Но нет рядом отца, кругом ни души, только степь и небо, небо и степь, да сумерки, поднимающиеся от земли…
Ночь в наших краях подкрадывается незаметно. Только что через все небо была пролита желто-красная река, горячая и неистовая. Чуть отвлекся — и словно кто-то задернул полог: все яркие краски приглушены, мир тихо тонет в сиреневых сумерках. С востока понеслись уже легкие облака, предвестники скорой ночи, но вершины ближних гор еще упрямо рдеют в отсветах канувшего солнца. Темные большие деревья-одиночки похожи на сторожевые пики богатырской заставы Бабжа Баас-батора. По преданию, именно здесь, на горах Трех Кобылиц, стояла застава нашего батора. Отсюда пошел он на войну с маньчжурами. Семьдесят дней бился батор и вернулся победителем.
Сейчас опять враг лезет на нашу землю. Теперь уже не с востока, а с запада. И где-то, где-то далеко от нас, поднимется богатырский заслон. Со всех концов большой страны спешат туда воины. Если б ты был жив, Бабжа-батор! А может, бурятская земля родит другого батора и скоро все мы узнаем его громкое имя? Старики говорят: если в каком-нибудь улусе родится герой, то в табуне обязательно появится хулэг — богатырский конь.
Я решил провести свою первую ночевку у гор Трех Кобылиц. В прежние времена на вершинах этих гор устраивались жертвоприношения: резали трех яловых кобылиц. В честь этих кобылиц и названы горы.
Пока я подгонял табун к горам, стемнело. Почуяв свободу, кони разбрелись.

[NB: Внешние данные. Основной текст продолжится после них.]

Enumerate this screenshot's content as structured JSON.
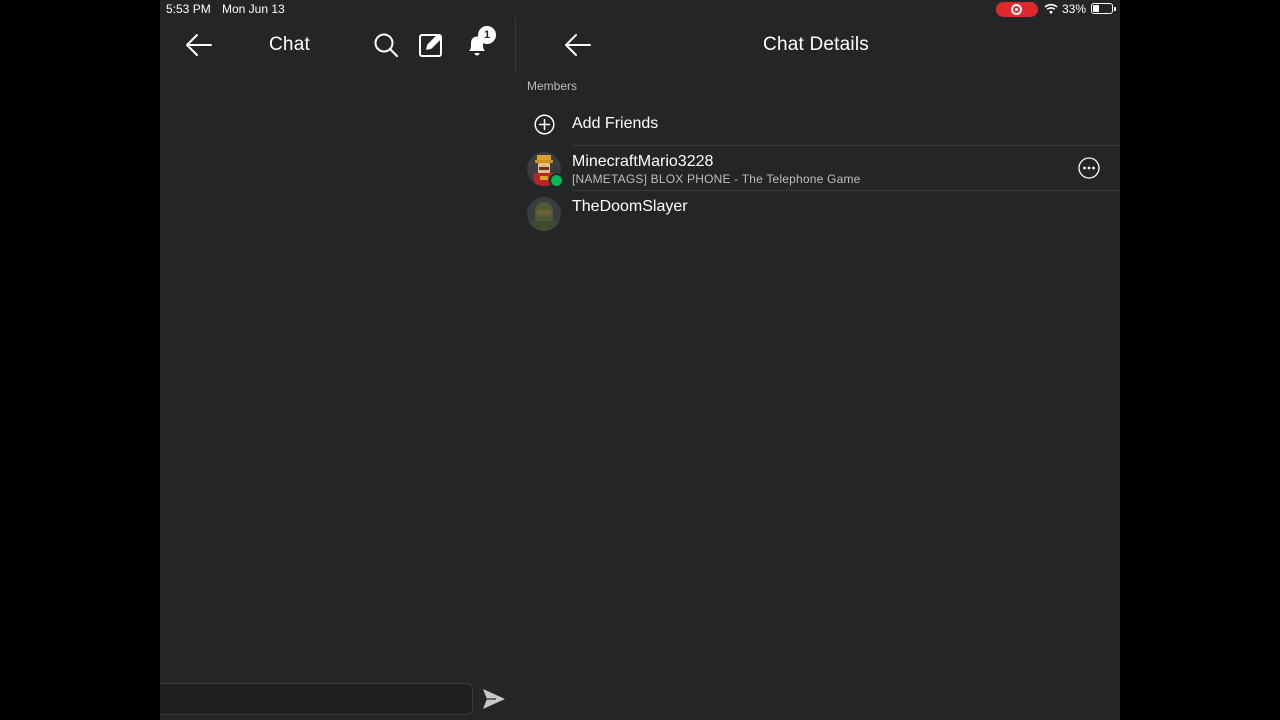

И другой ночной табунщик, собрат мой таинственный, выгнал на небо свой бессчетный звездный табун. Звезды разбрелись по небу, как мои кони по темной степи, звезды тоже пасутся — по отдельности, кучками. И у них есть свои имена. Прямо на севере светится Золотой Кол, чуть в стороне сбились группой Семь Старцев, а Три Марала остановились прямо над вершинами гор. Зло, недобро смотрит на землю Волчий Глаз. И как бы особняком от всех высоко в небе стоит Утренняя звезда. У нее долгий путь к рассвету. Когда она спустится по небосклону совсем низко, придет утро. Но звезда сейчас высоко, а утро далеко, вся ночь впереди.

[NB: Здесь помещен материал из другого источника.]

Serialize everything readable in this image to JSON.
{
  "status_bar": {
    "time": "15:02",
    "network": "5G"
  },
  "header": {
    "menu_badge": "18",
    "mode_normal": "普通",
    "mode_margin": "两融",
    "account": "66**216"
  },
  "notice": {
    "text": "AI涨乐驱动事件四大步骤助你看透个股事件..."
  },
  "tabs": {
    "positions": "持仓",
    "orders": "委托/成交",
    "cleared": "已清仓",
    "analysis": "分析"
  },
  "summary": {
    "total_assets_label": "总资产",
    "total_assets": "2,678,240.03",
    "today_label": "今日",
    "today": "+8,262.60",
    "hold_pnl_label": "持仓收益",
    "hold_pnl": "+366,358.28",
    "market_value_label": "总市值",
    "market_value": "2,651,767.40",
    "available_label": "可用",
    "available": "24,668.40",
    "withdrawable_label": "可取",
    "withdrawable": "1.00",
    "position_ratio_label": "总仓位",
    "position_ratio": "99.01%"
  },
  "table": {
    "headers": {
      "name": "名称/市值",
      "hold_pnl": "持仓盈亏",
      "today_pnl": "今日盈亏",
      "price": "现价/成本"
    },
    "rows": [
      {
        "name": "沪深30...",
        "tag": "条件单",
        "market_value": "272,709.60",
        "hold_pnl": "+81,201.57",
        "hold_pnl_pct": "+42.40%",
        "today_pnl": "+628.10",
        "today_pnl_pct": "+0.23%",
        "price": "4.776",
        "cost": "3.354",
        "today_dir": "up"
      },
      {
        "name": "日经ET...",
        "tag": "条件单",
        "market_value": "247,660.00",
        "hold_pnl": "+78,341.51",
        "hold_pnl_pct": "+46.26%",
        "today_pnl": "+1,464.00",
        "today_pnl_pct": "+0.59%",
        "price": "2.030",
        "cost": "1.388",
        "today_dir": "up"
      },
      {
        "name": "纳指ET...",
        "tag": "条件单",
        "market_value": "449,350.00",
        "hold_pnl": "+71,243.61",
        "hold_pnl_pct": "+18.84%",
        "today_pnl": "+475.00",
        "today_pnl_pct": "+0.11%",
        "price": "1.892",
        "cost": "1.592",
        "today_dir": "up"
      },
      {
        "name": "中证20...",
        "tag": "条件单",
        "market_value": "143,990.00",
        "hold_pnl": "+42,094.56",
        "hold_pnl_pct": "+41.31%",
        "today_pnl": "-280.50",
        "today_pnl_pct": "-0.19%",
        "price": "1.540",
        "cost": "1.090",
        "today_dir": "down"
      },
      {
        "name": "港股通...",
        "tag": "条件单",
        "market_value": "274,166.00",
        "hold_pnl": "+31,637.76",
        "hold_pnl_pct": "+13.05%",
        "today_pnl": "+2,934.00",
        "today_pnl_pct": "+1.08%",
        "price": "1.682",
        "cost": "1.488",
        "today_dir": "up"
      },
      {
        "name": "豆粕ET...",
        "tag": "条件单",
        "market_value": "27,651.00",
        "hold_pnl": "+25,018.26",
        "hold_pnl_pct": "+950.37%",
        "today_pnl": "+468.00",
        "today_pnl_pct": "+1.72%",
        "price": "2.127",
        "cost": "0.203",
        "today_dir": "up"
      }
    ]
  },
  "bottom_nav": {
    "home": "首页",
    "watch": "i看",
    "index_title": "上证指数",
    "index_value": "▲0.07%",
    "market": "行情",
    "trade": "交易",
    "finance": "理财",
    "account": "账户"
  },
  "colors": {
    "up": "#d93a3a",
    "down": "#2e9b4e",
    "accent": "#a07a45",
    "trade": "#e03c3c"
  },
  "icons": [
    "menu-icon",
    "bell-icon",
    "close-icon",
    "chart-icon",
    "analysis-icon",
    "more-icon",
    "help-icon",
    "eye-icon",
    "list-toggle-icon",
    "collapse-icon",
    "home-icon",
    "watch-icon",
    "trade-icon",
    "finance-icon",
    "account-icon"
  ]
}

После дневного зноя, как после изнурительной работы, отдыхает степь. Вместе с ночной прохладой приходит и тишина. Но тишина не безгласна. Монотонную, въедливую песню тянут комары, изредка подает голос филин, где-то вдали слышится нестройная перебранка лягушек…
Нынче, похоже, ночь кукушкиного пения, до рассвета должна бы кукушка вести счет годам, которые ты еще не успел прожить. Должна бы. Но молчит кукушка. Без нее ночь глуха.
Все плотнее и плотнее окутывает меня тулуп густого мрака. Я уже почти ничего не различаю — вязкая чернота, настораживающая, пугающая. Кажется, чьи-то незримые глаза следят за тобой. И я начинаю храбро бросаться то в одну, то в другую сторону, натыкаясь на своих лошадей. Постепенно, однако, успокаиваюсь, даже закрываю глаза, совсем, крепко-накрепко. Так лучше, да и мелкая мошка не лезет в них.